KAZIM KURT'UN AÇIKLAMASI MAKUL ANCAK BÜYÜKERŞEN VE ATAÇ DA ŞÜPHE DUYMAKTA HAKLI GİBİ
Kazım Kurt'un açıklaması Büyükerşen ve Ataç'ın açıklamasına rağmen daha makul. Zira öncelikle çalıştayı kimin düzenlediğini açıklıyor: CHP Genel Başkanlığı ile Sosyal Demokrasi Derneği.
Kendilerinin burada yaptığının sadece yer vermek olduğunu da ekliyor. Eklediği bir başka şey ise gerilimin tarafı olmayacağını, partisine zarar verecek bir tavır içinde bulunmayacağı. Kazım Kurt partisi adına hoş bir tavır göstermiş burada.
Peki burada Yılmaz Büyükerşen ve Ahmet Ataç'ın kırılıp darılmasına, zehir zemberek bir açıklama yapmalarını gerektirecek ne var? Bize kalırsa salonun Odunpazarı Belediyesi'nden istenmesini Genel Merkezin kasıtlı ve kurgulu bir eylemi olarak görüyorlar. Haklı olabilirler mi? Evet olabilirler, belki de gerçekten de öyledir ama biz bilemeyiz.

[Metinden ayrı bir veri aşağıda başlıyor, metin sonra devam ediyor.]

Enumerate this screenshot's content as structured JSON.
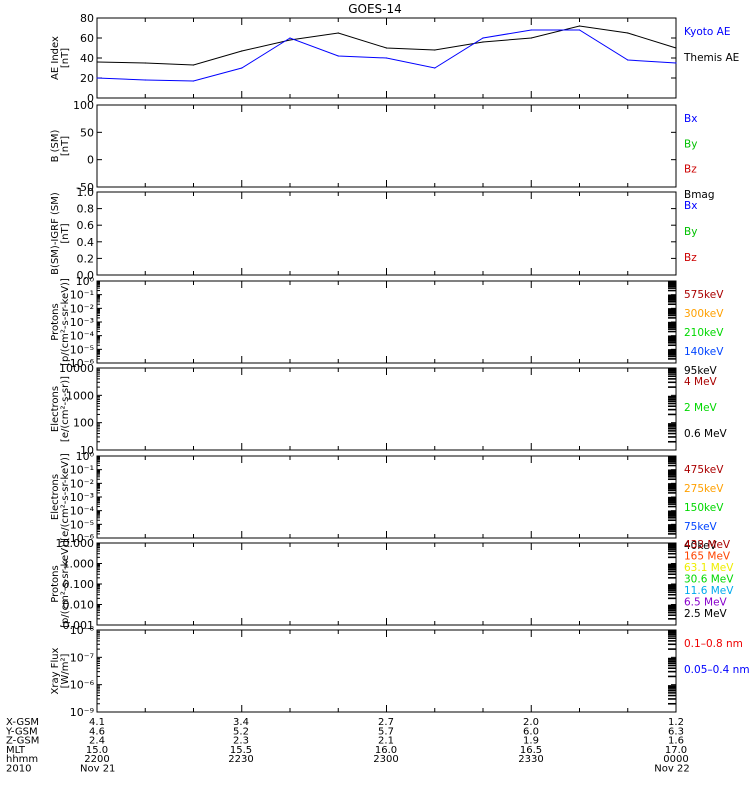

Eğer Büyükerşen ve Ataç'ın taşıdığı o şüphe gerçekse, ki hem Büyükşehir'den hem de Tepebaşı'ndan yer istenseydi herhalde bu açıklama hiç yapılmamış, o tavır hiç gösterilmemiş olabilirdi.

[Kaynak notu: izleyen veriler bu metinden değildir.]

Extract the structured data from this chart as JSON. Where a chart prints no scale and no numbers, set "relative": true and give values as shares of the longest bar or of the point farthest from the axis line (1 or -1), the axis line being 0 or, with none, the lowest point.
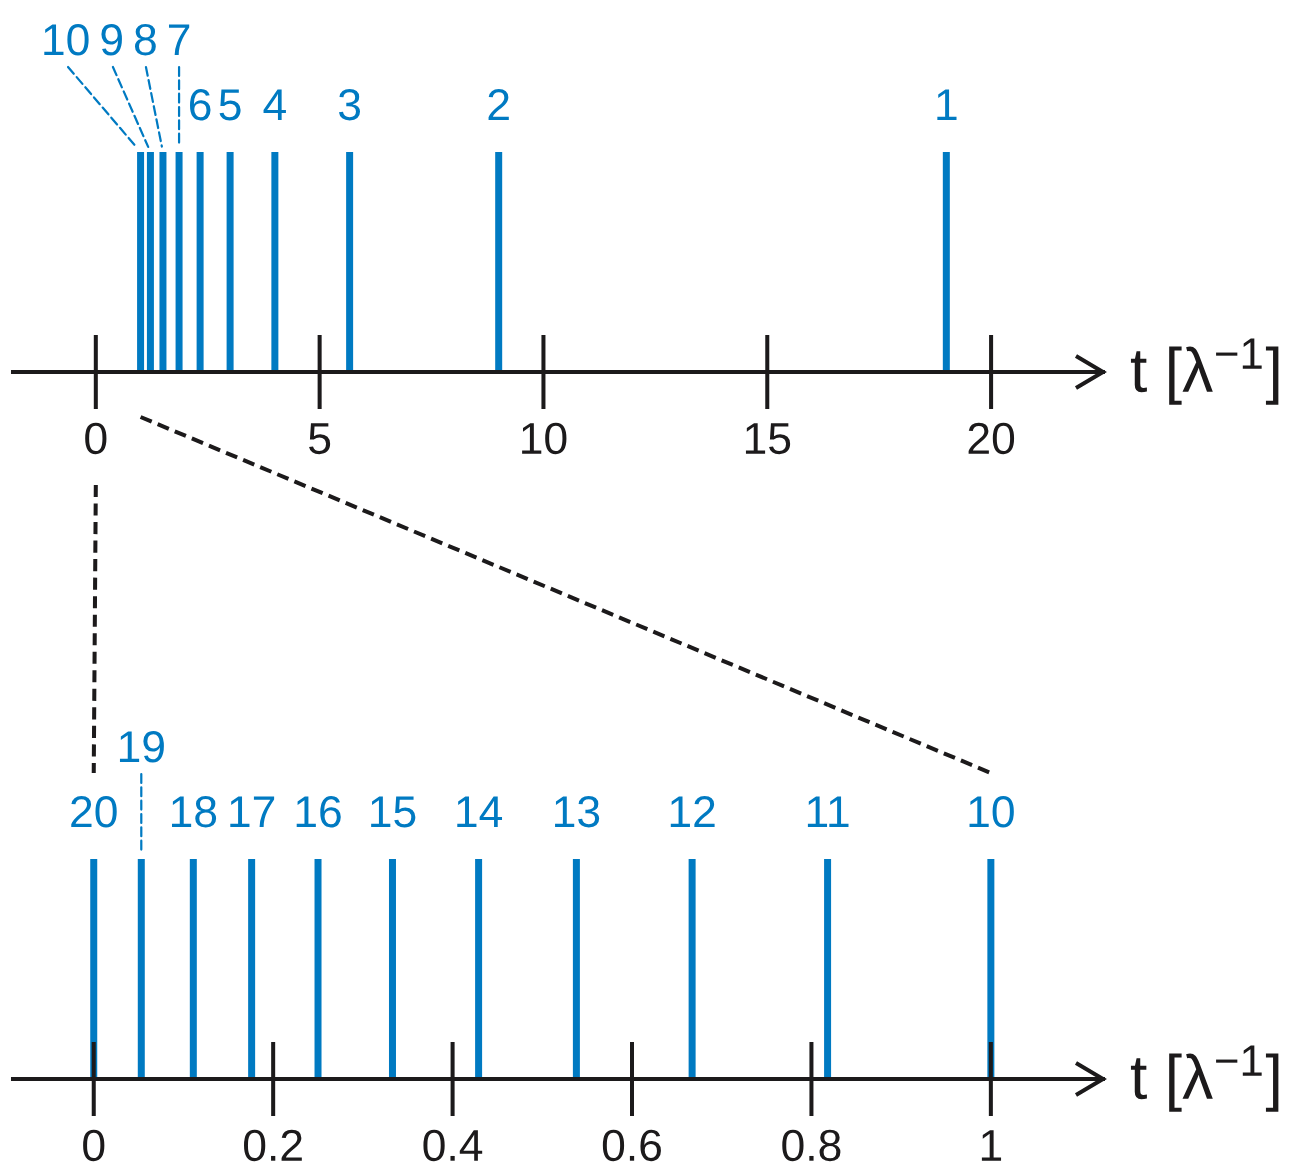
{
  "chart_data": [
    {
      "type": "bar",
      "x": [
        1,
        1.22,
        1.5,
        1.86,
        2.33,
        3,
        4,
        5.67,
        9,
        19
      ],
      "values": [
        1,
        1,
        1,
        1,
        1,
        1,
        1,
        1,
        1,
        1
      ],
      "relative": true,
      "color": "#007ac2",
      "xlim": [
        -1.85,
        22.5
      ],
      "xticks": [
        0,
        5,
        10,
        15,
        20
      ],
      "xlabel": "t [λ$^{−1}$]",
      "tick_labels": "x",
      "annotations": [
        {
          "text": "10",
          "x": 1,
          "y": 1
        },
        {
          "text": "9",
          "x": 1.22,
          "y": 1
        },
        {
          "text": "8",
          "x": 1.5,
          "y": 1
        },
        {
          "text": "7",
          "x": 1.86,
          "y": 1
        },
        {
          "text": "6",
          "x": 2.33,
          "y": 1
        },
        {
          "text": "5",
          "x": 3,
          "y": 1
        },
        {
          "text": "4",
          "x": 4,
          "y": 1
        },
        {
          "text": "3",
          "x": 5.67,
          "y": 1
        },
        {
          "text": "2",
          "x": 9,
          "y": 1
        },
        {
          "text": "1",
          "x": 19,
          "y": 1
        }
      ]
    },
    {
      "type": "bar",
      "x": [
        0,
        0.053,
        0.111,
        0.176,
        0.25,
        0.333,
        0.429,
        0.538,
        0.667,
        0.818,
        1
      ],
      "values": [
        1,
        1,
        1,
        1,
        1,
        1,
        1,
        1,
        1,
        1,
        1
      ],
      "relative": true,
      "color": "#007ac2",
      "xlim": [
        -0.09,
        1.125
      ],
      "xticks": [
        0,
        0.2,
        0.4,
        0.6,
        0.8,
        1
      ],
      "xlabel": "t [λ$^{−1}$]",
      "tick_labels": "x",
      "annotations": [
        {
          "text": "20",
          "x": 0,
          "y": 1
        },
        {
          "text": "19",
          "x": 0.053,
          "y": 1
        },
        {
          "text": "18",
          "x": 0.111,
          "y": 1
        },
        {
          "text": "17",
          "x": 0.176,
          "y": 1
        },
        {
          "text": "16",
          "x": 0.25,
          "y": 1
        },
        {
          "text": "15",
          "x": 0.333,
          "y": 1
        },
        {
          "text": "14",
          "x": 0.429,
          "y": 1
        },
        {
          "text": "13",
          "x": 0.538,
          "y": 1
        },
        {
          "text": "12",
          "x": 0.667,
          "y": 1
        },
        {
          "text": "11",
          "x": 0.818,
          "y": 1
        },
        {
          "text": "10",
          "x": 1,
          "y": 1
        }
      ]
    }
  ]
}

Yılmaz Büyükerşen ve Ahmet Ataç'ın bu saate kadar belediye başkan adayı olarak açıklanmamış olmaları aslında bir tavırdır. Her ikisinin de uzun dönemlerden beri başkanlık yapmaları, yaşlarının artık önemli bir eşiğin üstünde olması ve nihayet sağlık sorunları... Tüm bunlardan dolayı CHP Genel Merkezi bu iki ismi aday göstermek istemiyor olabilir. Bu da anlaşılabilir bir durum. Zaten bu iki isim değişime de karşıydılar!
CHP GENEL MERKEZİNİN İKİ İSİM HAKKINDA ÇOK DA RAHAT OLMADIĞINI DÜŞÜNÜYORUZ
Bu iki ismin değişime karşı olmaları, yeni dönem için diretiyor olmaları, zaman zaman başka partilerin ismiyle (sadece bağımsız aday olabilirler halbuki) birlikte isimlerinin anılmasını sağlayarak genel merkeze gözdağı verdirmeye çalışmaları, özetle restleri genel merkez tarafından görülmüş ve restlerine karşılık çalıştay hakkında salon tercihi Odunpazarı Belediyesi salonlarından birisi olarak tercih edilmiş olabilir. Biz şu son dönemde CHP Genel Merkezi ile Eskişehir'deki bazı belediye başkanları arasında yaşanan sıkıntıların perde arkasını bilemeyebiliriz, bu garip açıklama ve tutumlar o sıkıntıların bir yansıması olabilir. Sanki öyle de!
Büyükerşen ve Ataç aday yapılmayacaklarını anladıkları için böyle bir tutum sergiledilerse ipler büyük ölçüde kopmuş demektir. Kazım Kurt-Erman Gölet-Gaye Usluer/Ayşe Ünlücü isimlerinin bazı konularda önemli bir şansa sahip olmak üzere olduklarını düşünebiliriz.
Neyse çok da bir zaman kalmadı. Bu yazının sizler tarafından okunduğu tarihte bir de bakmışsınız CHP'nin Eskişehir adayları açıklanmış!